Le jardin nourrit le compost, le compost nourrit le jardin / Collectif Et Puis / crédit photo : Yann Monel
« Les festivals de l’été » : Cultiver son jardin aux Hortillonnages d’Amiens
Dans la Somme, au cœur d’un marais remarquable, le Festival international de jardins, - qui fête cette année sa 17ᵉ édition- invite les curieux à la découverte de créations paysagères et artistiques. Mais pour les organisateurs il s’agit aussi de défendre l’idée que la culture peut aussi être un outil d’insertion sociale et de préservation écologique.
Depuis 2010, les Hortillonnages d’Amiens sont devenus un musée à ciel ouvert, où paysagistes, architectes et plasticiens viennent chaque année interroger notre rapport à la nature. Pour sa 17ᵉ édition, du 22 mai au 11 octobre 2026, le Festival international de jardins propose un parcours de 49 œuvres, dont douze nouvelles créations sélectionnées parmi 218 candidatures venues de 22 pays.
« Les œuvres présentées ne s’imposent pas au paysage : elles s’y inscrivent, le subliment, l’interprètent et parfois s’y fondent », résume Gilbert Fillinger, directeur d’Art & Jardins Hauts-de-France, l’association organisatrice.
Un évènement engagé pour l’économie sociale et solidaire
L’organisation du festival repose sur un engagement social ancien. Dès 2010, l’événement a été la première structure en France à accueillir des volontaires en service civique, aujourd’hui au cœur du dispositif d’accueil des visiteurs. Mais c’est surtout le chantier d’insertion professionnelle, mis en place par Art & Jardins Hauts-de-France, qui structure la dimension solidaire du festival : treize salariés en situation de précarité y retrouvent une activité liée à la nature et au paysage, en accompagnant les artistes et en entretenant les jardins tout au long de la saison.
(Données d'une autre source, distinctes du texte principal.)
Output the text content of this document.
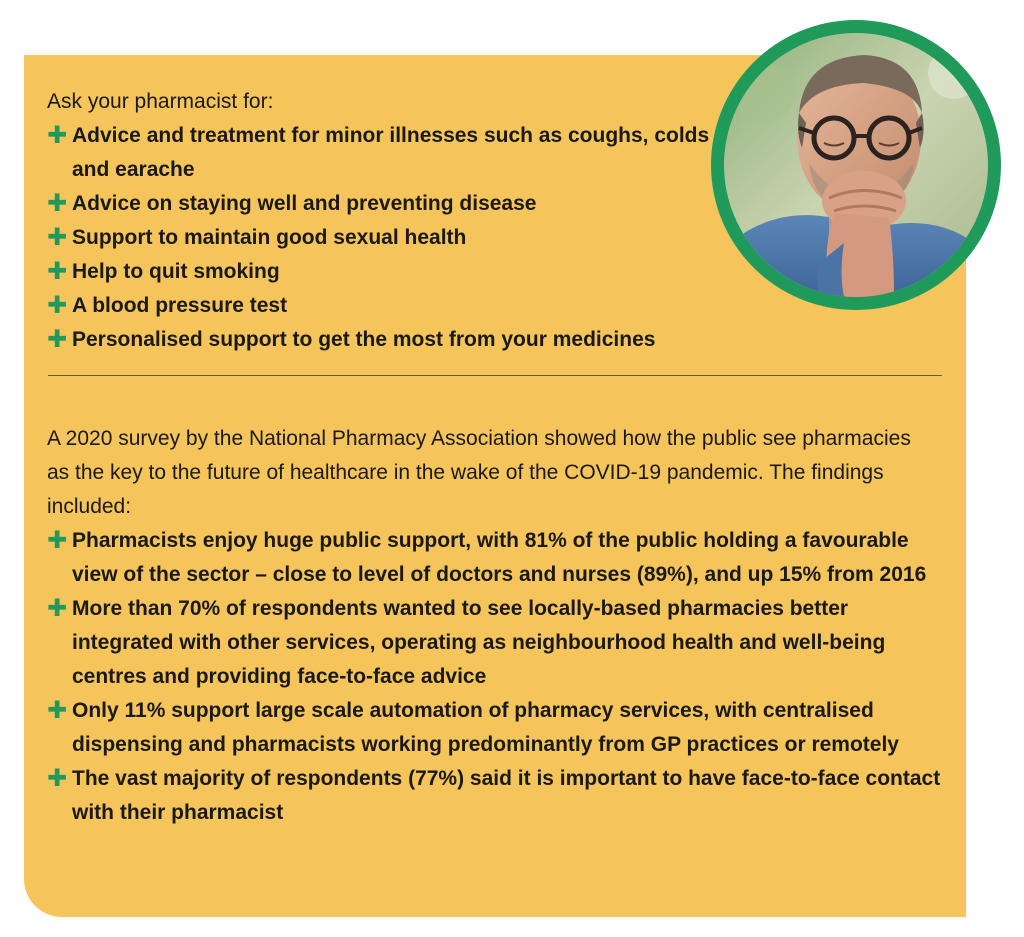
Ask your pharmacist for:

✚ Advice and treatment for minor illnesses such as coughs, colds and earache
✚ Advice on staying well and preventing disease
✚ Support to maintain good sexual health
✚ Help to quit smoking
✚ A blood pressure test
✚ Personalised support to get the most from your medicines

A 2020 survey by the National Pharmacy Association showed how the public see pharmacies as the key to the future of healthcare in the wake of the COVID-19 pandemic. The findings included:

✚ Pharmacists enjoy huge public support, with 81% of the public holding a favourable view of the sector – close to level of doctors and nurses (89%), and up 15% from 2016
✚ More than 70% of respondents wanted to see locally-based pharmacies better integrated with other services, operating as neighbourhood health and well-being centres and providing face-to-face advice
✚ Only 11% support large scale automation of pharmacy services, with centralised dispensing and pharmacists working predominantly from GP practices or remotely
✚ The vast majority of respondents (77%) said it is important to have face-to-face contact with their pharmacist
Cet ancrage social est présent jusque dans l’assiette : la production potagère du festival est redistribuée à des structures locales de l’économie sociale et solidaire, renforçant l’impact positif du site sur son territoire.
Crédits photo : Yann Monel / Le jardin des rémanents, Atelier Bivouac
Des œuvres pensées pour un site naturel fragile
Les créations elles-mêmes portent une attention écologique particulière. Chaque année, l’appel à projets invite les artistes à composer avec les grands enjeux contemporains : préservation de la biodiversité, fragilité des écosystèmes, ressource en eau, agriculture durable.
Plusieurs œuvres de 2026 en témoignent directement comme Le Jardin des rémanents, de l’Atelier Bivouac, qui aborde la question de l’érosion des berges en assemblant des matériaux collectés lors de l’entretien du site, ou encore comme Le Jardin nourrit le compost, le compost nourrit le jardin, du collectif Et Puis, qui met en scène le cycle de formation du sol organique à travers un pavillon entouré d’un potager.
Quant à Gryllotalpa Gryllotalpa, signé Jean-Alfredo Albert, il propose un « jardin d’hospitalité » pensé pour les insectes fouisseurs et la petite faune du sol.
Le site, classé à 95 % en zone Natura 2000, conditionne par ses propres limites la conception des œuvres, souvent construites en matériaux de réemploi ou vouées à se fondre dans le paysage au fil des saisons.
Crédits photo : Yann Monel / Gryllotalpa, Jean-Alfredo Albert
Deux façons de parcourir le site
Le festival se découvre selon deux rythmes complémentaires : à pied et gratuitement sur l’Île aux Fagots, ou en barque électrique sur l’étang de Clermont, où un embarquement de 2 h 30 permet d’accoster d’îlot en îlot. À chacun sa manière d’observer comment ces créations contemporaines dialoguent avec un territoire que le festival s’attache, saison après saison, à faire vivre.